NickCH-K / causaldata

Packages of Example Data for The Effect
131 stars 29 forks source link

Missing columns #3

Closed grantmcdermott closed 2 years ago

grantmcdermott commented 3 years ago

I ran into trouble trying to replicate some of the DiD examples in Scott's book using the abortion dataset. Looks like the causaldata version is missing some columns.

abortion_orig = haven::read_dta("https://raw.github.com/scunning1975/mixtape/master/abortion.dta") 
data("abortion", package = "causaldata")

setdiff(names(abortion_orig), names(abortion))
#>  [1] "totcase"    "rate"       "totrate"    "id"         "black"     
#>  [6] "perc1519"   "perc"       "aids"       "aidscapita" "ac"        
#> [11] "trend"      "tsq"        "blk"        "female"     "t"         
#> [16] "wm15"       "wf15"       "bm15"

Created on 2021-11-15 by the reprex package (v2.0.1)

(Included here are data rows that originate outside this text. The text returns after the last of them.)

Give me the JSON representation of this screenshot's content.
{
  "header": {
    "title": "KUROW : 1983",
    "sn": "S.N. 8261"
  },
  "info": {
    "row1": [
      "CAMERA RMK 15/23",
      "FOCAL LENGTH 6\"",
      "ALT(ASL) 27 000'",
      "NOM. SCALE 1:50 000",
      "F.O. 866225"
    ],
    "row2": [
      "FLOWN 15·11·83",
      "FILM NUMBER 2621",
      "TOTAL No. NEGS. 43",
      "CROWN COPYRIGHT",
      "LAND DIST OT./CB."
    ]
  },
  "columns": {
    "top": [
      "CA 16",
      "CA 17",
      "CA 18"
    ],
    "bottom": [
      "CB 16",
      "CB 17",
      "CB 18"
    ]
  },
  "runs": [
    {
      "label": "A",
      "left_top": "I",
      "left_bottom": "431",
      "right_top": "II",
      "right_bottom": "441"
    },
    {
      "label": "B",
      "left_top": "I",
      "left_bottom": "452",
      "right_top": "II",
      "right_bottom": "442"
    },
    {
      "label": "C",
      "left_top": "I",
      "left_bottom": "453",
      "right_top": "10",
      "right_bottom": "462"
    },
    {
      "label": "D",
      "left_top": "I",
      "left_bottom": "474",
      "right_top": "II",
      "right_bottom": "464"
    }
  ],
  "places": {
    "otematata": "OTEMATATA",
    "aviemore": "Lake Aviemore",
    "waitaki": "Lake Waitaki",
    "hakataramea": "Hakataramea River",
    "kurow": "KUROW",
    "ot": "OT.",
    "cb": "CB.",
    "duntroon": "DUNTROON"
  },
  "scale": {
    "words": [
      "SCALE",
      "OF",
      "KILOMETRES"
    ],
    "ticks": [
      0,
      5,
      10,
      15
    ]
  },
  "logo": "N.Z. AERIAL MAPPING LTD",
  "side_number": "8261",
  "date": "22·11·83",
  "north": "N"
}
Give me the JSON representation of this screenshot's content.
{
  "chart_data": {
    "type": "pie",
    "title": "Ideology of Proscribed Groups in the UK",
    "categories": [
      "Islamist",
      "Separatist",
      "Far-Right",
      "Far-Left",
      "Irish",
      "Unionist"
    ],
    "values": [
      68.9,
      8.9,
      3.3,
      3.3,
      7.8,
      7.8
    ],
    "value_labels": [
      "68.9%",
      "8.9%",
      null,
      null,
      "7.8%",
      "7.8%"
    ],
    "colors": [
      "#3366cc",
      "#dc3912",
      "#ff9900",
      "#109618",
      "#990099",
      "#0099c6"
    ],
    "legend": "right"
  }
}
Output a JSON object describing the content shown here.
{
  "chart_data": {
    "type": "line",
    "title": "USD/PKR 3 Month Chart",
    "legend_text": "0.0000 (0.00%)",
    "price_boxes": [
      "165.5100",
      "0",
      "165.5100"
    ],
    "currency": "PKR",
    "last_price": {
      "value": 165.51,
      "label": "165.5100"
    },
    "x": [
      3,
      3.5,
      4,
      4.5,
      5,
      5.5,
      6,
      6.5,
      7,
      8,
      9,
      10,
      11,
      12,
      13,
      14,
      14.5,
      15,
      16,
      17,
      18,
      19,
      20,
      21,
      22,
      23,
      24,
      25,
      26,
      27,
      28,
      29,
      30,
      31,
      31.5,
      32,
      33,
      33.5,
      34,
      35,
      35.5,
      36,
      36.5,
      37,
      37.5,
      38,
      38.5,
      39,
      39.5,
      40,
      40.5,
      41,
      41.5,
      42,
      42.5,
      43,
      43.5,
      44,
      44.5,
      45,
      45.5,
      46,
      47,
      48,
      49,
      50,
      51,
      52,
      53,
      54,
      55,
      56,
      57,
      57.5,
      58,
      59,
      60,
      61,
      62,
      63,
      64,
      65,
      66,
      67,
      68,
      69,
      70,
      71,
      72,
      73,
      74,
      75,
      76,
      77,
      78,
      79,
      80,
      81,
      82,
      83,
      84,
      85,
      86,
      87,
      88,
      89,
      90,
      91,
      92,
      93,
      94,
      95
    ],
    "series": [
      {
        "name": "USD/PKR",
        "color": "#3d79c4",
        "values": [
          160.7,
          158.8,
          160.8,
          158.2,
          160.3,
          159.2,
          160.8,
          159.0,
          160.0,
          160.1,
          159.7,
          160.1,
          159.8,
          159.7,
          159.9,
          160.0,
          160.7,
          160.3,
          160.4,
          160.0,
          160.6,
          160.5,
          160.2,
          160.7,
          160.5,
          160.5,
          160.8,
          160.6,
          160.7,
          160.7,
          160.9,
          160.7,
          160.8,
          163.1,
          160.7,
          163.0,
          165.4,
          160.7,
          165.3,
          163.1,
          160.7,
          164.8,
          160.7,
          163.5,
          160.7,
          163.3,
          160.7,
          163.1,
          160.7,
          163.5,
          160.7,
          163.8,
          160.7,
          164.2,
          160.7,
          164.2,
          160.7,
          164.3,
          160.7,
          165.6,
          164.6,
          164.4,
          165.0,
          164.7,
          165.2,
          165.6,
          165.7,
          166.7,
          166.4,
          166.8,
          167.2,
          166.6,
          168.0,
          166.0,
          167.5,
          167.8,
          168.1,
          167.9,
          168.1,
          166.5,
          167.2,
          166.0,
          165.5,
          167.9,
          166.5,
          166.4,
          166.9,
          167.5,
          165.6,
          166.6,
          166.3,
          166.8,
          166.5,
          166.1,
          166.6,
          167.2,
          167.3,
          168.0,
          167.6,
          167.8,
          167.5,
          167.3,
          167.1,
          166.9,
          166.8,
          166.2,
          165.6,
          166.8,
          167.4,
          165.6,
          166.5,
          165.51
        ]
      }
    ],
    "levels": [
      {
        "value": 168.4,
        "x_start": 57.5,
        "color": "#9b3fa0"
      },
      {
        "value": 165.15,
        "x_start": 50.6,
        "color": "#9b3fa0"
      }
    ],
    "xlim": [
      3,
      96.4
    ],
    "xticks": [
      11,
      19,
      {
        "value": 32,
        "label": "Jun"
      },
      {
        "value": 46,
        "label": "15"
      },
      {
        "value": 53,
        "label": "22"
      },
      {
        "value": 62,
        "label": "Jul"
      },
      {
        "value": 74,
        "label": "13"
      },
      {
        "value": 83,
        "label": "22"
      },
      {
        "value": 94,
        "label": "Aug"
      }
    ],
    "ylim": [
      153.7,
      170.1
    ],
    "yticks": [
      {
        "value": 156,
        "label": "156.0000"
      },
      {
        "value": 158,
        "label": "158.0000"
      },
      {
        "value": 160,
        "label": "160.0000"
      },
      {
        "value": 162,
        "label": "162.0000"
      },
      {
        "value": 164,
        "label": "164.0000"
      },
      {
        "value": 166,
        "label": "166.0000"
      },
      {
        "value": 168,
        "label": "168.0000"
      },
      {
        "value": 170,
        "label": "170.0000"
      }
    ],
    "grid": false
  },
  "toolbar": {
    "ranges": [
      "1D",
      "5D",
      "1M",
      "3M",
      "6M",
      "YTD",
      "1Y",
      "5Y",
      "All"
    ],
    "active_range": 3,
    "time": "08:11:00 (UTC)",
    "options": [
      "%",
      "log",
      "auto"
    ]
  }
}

NickCH-K commented 3 years ago

Hmm, shoot. I definitely did drop some columns from Scott's data sets because they were too big, but I thought I kept all the ones necessary to run all the examples. Which example(s) were you unable to run?

grantmcdermott commented 2 years ago

Hey Nick, the missing t variable triggers an error for this example: https://github.com/scunning1975/mixtape/blob/master/R/abortion_ddd.R#L28-L29

(Between you and me, that model looks over-specified and I'd run it without the t, but it's an example of one that fails using the causaldata version.)

grantmcdermott commented 2 years ago

Update: the t variable is a just a linear time trend so could be substituted with the existing year column. OTOH in the code that Scott's got in the book they're turning this into a factor, so it would probably cause issues. You might also just want to drop it in so people can run his code as-as.

Another one along those lines that I've just bumped into is the castle dataset. It's missing the post column that feeds in here. Again, easy enough to create yourself, but if you're goal is for people to use this as a drop-in replacement...

P.S. There's a slightly different complication related to the fact that these .dta-sourced datasets all have haven_labelled columns. This means that various operations — e.g. demeaning — won't work unless you load the haven too and expose the underlying haven methods. Would you like me to raise that in a separate GH issue?)

NickCH-K commented 2 years ago

The columns have been added, and the haven_labelled designations removed, with a46ece5b2e2cb0d099ac72bf0c39755a6c2d0dc9

This is on the GitHub versions. Will work on pushing these to ssc/CRAN/PyPI soon.